Aan het hoofd van de Joint Chiefs of Staff
Toen de gekozen president George Bush (1924-) Powell vertelde dat hij een nieuwe nationale veiligheidsadviseur wilde benoemen, had Powell ervoor kunnen kiezen het leger te verlaten om een aanzienlijk inkomen te verdienen met het geven van lezingen of het geven van adviezen in de zakenwereld. Powell ging echter niet met pensioen. In plaats daarvan werd hij bevorderd tot generaal-majoor (een legerofficier die boven een luitenant-generaal staat) en kreeg hij de leiding over het Forces Command van het leger. In deze functie was hij verantwoordelijk voor het toezicht op de paraatheid van meer dan een miljoen reguliere, reserve en National Guard personeelsleden in de Verenigde Staten. Powell kreeg meer verantwoordelijkheid toen hij in 1989 door president Bush werd voorgedragen om voorzitter te worden van de Joint Chiefs of Staff (JCS; de groep die verantwoordelijk is voor het geven van militaire informatie en advies aan de president, de minister van defensie, en de National Security Council). Powell was de eerste zwarte officier die deze post bekleedde.

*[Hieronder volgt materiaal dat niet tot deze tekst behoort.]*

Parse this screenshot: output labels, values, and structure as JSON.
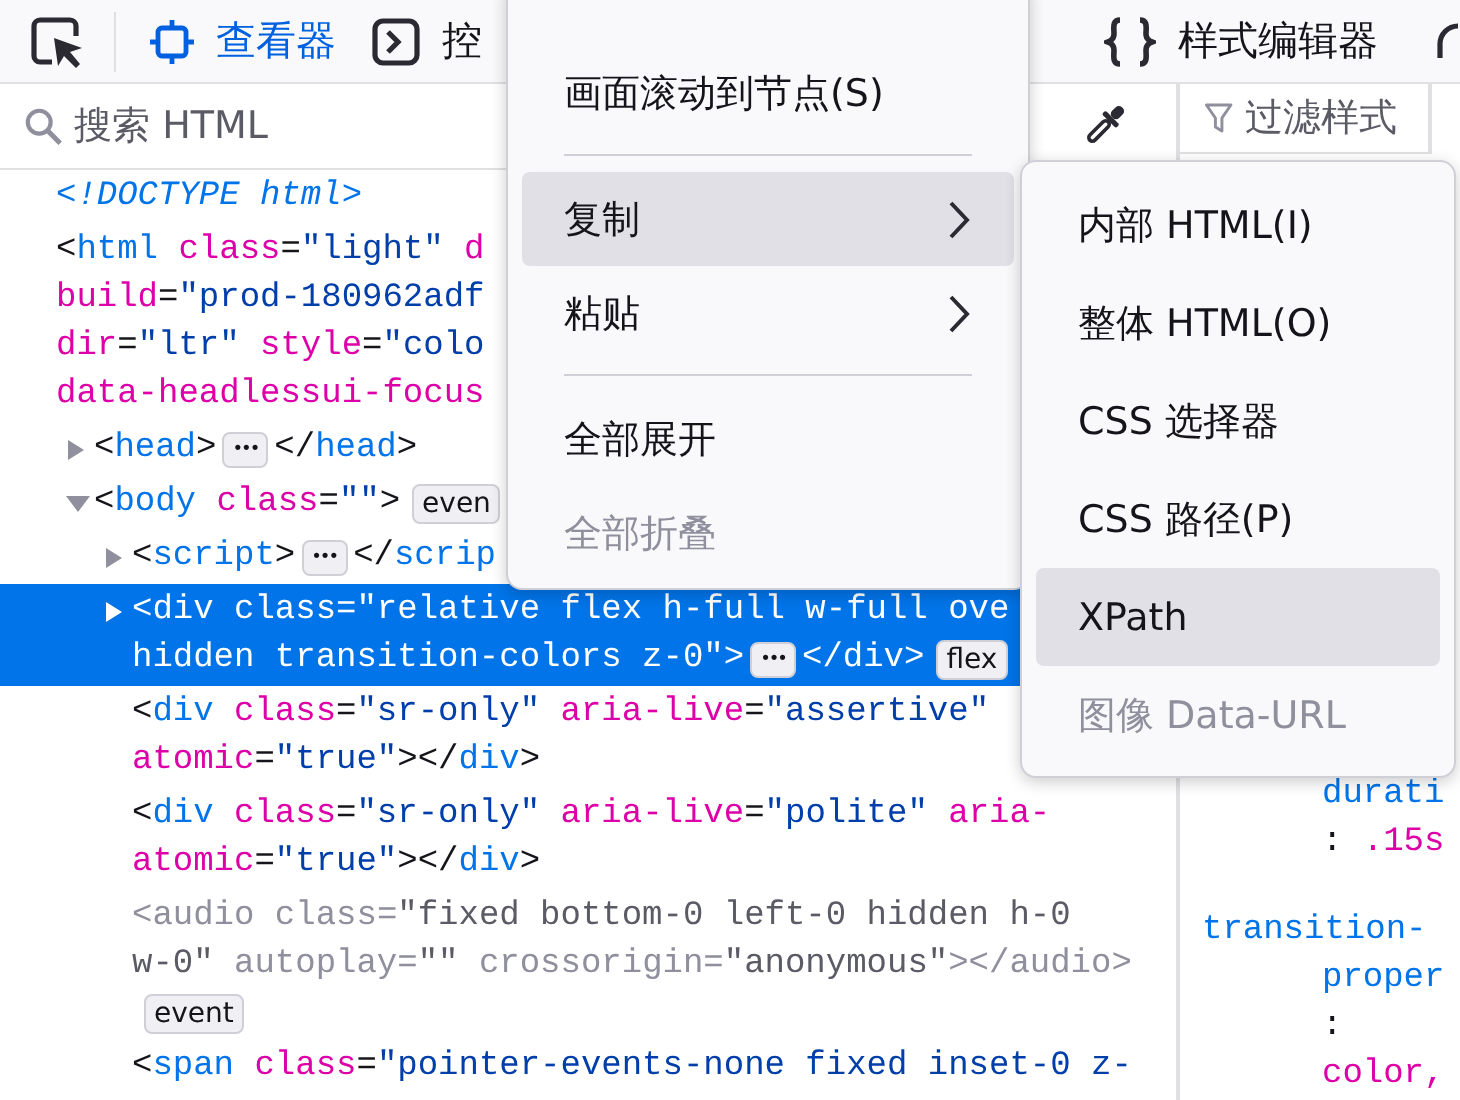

Als voorzitter van de JCS speelde Powell een sleutelrol bij de Amerikaanse militaire invasie van Panama in december 1989 om de militaire leider van dat land, Manuel Noriega (1938-), ten val te brengen. Eerder in 1989 had Noriega, die de Panamese regering sinds 1983 in handen had, presidentsverkiezingen afgelast. Noriega was ook betrokken bij de aan- en verkoop van illegale drugs en andere onwettige activiteiten. De Amerikaanse regering heeft Noriega omvergeworpen in een poging om de leider naar de Verenigde Staten te brengen voor berechting op beschuldiging van drugs, om Amerikanen te beschermen en om het Panamese volk zijn vrijheid terug te geven. Televisie-optredens waarin Powell het doel van de operatie uitlegde, brachten hem onder de gunstige aandacht van het Amerikaanse publiek.
Powell was ook zeer zichtbaar tijdens Operatie Desert Shield. Dit was een gezamenlijke inspanning van de Verenigde Staten en een aantal andere naties om Saddam Hoessein (1937-), de president van het land Irak in het Midden-Oosten, onder druk te zetten zijn troepen uit het buurland Koeweit te verwijderen. Irak had Koeweit in augustus 1990 bezet. Het werd al snel duidelijk dat deze operatie, in tegenstelling tot die in Panama, maanden zou duren en het risico inhield van hoge slachtoffers (doden onder de soldaten) als er oorlog zou uitbreken tussen de Irakezen en de internationale troepen.
Operatie Desert Shield ging op 16 januari 1991 over in Operatie Desert Storm, waarmee het zes weken durende conflict begon dat bekend werd als de Perzische Golfoorlog. Powell toonde opnieuw zijn leiderschap in deze periode, en het Iraakse leger werd snel verpletterd. Voor zijn aandeel in deze oorlog werd Powell door het Congres onderscheiden met een gouden medaille.